Hon. Patrick Okabe (NRM, Serere), the Treasurer of the Forum, said there had been several interventions to curb malaria but little progress was being made.
“There has been distribution of mosquito nets and indoor residual spraying but we do not seem to be winning the battle against malaria. The involvement of political heads is very necessary,” Okabe said.
He added that engaging Parliament was key because appropriation of funds would be lobbied for, as well as increase of funds on the budget for the Health Ministry, targeting malaria.
Hon. Johnson Muyanja (NRM, Mukono South) noted that Ugandan families needed to be sensitized on the best use of mosquito nets in a bid to effectively flush out malaria.
“We want to appeal sub-county councilors and LC1 chairpersons to play their role of sensitizing the locals. We get perturbed to see that a mosquito net is covering a poultry house somewhere,” he said.

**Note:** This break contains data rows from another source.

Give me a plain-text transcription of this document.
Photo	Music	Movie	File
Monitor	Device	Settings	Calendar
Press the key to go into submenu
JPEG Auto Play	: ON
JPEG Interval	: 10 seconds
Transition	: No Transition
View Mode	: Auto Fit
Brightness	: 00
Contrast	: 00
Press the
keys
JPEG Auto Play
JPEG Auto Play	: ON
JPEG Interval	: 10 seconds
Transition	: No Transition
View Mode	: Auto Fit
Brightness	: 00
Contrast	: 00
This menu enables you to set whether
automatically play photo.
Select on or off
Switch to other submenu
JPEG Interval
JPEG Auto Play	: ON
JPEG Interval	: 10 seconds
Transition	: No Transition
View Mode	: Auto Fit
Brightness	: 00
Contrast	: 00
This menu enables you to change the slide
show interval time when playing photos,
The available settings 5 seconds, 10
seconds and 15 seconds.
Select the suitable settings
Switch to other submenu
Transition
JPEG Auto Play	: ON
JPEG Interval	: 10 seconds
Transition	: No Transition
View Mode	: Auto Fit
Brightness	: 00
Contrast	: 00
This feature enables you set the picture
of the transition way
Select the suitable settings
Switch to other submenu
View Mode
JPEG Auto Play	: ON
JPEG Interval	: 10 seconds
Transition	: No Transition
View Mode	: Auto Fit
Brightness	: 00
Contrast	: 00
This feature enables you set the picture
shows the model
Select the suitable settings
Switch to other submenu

Hon. Gaster Mugoya Kyawa (NRM, Bukooli North) cited Parliament’s role in the sensitization campaign against malaria, as being based on strengthening the efforts at grassroots level.
“We intend to conduct sensitization workshops and seminars even at village levels. Without educating the masses, we cannot purport to be eradicating malaria in this country,” Hon. Mugoya said.
President Yoweri Museveni is expected to grace the launch of the Mass Action Against Malaria campaign at Parliament on Thursday, 5 April 2018. Also expected at the function are international donors involved in health campaigns in Uganda including UNICEF, WHO, PATH, USAID and Center for Disease Control (CDC).